然而这一捞却捞了个空,琪亚娜对着怀里的空气发呆足足三秒,才抓起床头柜上的终端看了眼时间:凌晨两点半。
“请副官琪亚娜·卡斯兰娜尽快到达医疗翼,重复一遍,请副官……”
琪亚娜皱了皱眉,带着些凌晨被叫醒的烦躁,抓过椅背的衬衫和长裤,快速把自己拾捣整齐——不知为何,她总有种不祥的预感。
休伯利安虽为大型战舰,但因为航行路径的特殊性,平日里只做穿梭航行用,是以从未有过大批的伤亡,偌大的医疗舰区平日里总是空空荡荡,偶尔出现紧急情况,多半是小队外出作业时遇到了强大的敌人。
想到在外任务的符华,琪亚娜心里一紧,还残留的睡意和起床气一瞬间被内心的想法吓得无影无踪,暗暗的祈祷着自家女朋友的平安,行动上也不敢耽搁,几乎是夺门而出的向着医疗翼的方向跑去。

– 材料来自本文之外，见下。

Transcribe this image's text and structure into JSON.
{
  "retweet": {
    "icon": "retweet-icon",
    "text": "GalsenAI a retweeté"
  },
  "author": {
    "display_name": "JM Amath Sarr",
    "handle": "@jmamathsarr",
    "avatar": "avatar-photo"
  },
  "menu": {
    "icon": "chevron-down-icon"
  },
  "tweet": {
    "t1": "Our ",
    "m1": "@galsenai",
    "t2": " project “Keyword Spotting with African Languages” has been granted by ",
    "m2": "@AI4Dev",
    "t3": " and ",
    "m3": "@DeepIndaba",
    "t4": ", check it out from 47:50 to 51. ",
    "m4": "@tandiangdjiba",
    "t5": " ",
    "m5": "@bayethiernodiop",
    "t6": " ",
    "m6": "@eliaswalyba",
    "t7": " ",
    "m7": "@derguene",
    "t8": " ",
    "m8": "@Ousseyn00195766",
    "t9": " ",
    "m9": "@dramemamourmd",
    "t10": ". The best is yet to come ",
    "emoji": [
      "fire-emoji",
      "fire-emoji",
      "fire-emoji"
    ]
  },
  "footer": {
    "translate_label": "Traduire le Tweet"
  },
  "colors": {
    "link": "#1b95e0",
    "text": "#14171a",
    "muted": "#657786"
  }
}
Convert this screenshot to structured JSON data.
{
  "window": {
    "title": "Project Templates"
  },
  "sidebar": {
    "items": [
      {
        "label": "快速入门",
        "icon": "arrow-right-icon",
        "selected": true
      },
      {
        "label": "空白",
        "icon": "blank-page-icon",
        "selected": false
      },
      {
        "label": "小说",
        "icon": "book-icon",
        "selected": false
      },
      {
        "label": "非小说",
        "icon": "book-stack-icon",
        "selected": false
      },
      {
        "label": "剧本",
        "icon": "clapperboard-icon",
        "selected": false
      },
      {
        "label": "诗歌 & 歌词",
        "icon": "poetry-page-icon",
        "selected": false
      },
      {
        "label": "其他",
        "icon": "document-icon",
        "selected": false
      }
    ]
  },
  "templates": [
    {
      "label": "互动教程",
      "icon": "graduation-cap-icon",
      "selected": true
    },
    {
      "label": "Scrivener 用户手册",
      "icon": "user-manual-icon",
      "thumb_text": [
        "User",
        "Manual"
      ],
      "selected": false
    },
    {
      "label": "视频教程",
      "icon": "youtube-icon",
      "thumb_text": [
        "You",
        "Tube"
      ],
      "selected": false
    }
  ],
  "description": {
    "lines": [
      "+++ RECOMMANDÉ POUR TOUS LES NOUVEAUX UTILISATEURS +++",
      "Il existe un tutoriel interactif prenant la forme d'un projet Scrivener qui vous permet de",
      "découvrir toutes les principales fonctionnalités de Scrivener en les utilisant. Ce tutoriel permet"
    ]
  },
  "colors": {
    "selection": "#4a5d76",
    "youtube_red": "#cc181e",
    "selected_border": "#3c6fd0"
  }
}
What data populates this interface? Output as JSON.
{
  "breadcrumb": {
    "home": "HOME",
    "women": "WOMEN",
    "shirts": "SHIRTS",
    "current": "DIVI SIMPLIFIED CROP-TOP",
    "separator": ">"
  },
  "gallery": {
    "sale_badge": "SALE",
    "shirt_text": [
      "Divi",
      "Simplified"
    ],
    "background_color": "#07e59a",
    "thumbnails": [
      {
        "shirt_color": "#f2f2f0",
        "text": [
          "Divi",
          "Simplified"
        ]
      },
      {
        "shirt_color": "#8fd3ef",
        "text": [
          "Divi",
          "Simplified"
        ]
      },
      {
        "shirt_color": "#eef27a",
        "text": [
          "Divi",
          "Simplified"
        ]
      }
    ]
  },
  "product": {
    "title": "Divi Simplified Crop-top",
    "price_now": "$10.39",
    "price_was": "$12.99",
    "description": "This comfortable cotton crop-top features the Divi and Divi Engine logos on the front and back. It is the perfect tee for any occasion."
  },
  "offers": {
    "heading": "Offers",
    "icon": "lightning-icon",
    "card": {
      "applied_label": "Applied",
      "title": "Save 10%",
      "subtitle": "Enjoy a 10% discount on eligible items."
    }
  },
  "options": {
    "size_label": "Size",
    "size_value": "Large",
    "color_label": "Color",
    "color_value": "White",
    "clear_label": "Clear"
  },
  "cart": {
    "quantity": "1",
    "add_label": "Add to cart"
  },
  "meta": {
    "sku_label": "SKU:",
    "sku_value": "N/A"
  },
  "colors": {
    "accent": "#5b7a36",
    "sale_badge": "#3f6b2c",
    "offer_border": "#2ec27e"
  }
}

在这期间,她抽空看了眼简讯,然后被第一句简单直白的“符华出事了”给吓得腿脚发软,差点径直扑跪在地,大脑在短暂的空白之后,被庞杂的思绪搅得乱七八糟,无数想法在其中盘旋:她伤得重不重?应当是不重的,那个任务那么简单,她那么厉害。可是能让布洛妮娅大咧咧的在第一句摆上这样的描述,她不会是又做了什么傻事了吧?她答应了我的,不会的。她怎么能不好好保护自己呢?明明答应了我的。
不会的,不会的。
到最后,脑子里只剩下茫然,在反应过来之前,琪亚娜就已经动用了空之律者的权能,直接从宿舍的走廊传送到了医疗翼,凭空出现时差点把医护人员吓得个仰倒,但关心则乱的她已经顾不得礼仪,直接抓住医护的胳膊,声音粗粝而低沉,像野兽的低吼:“她在哪?!”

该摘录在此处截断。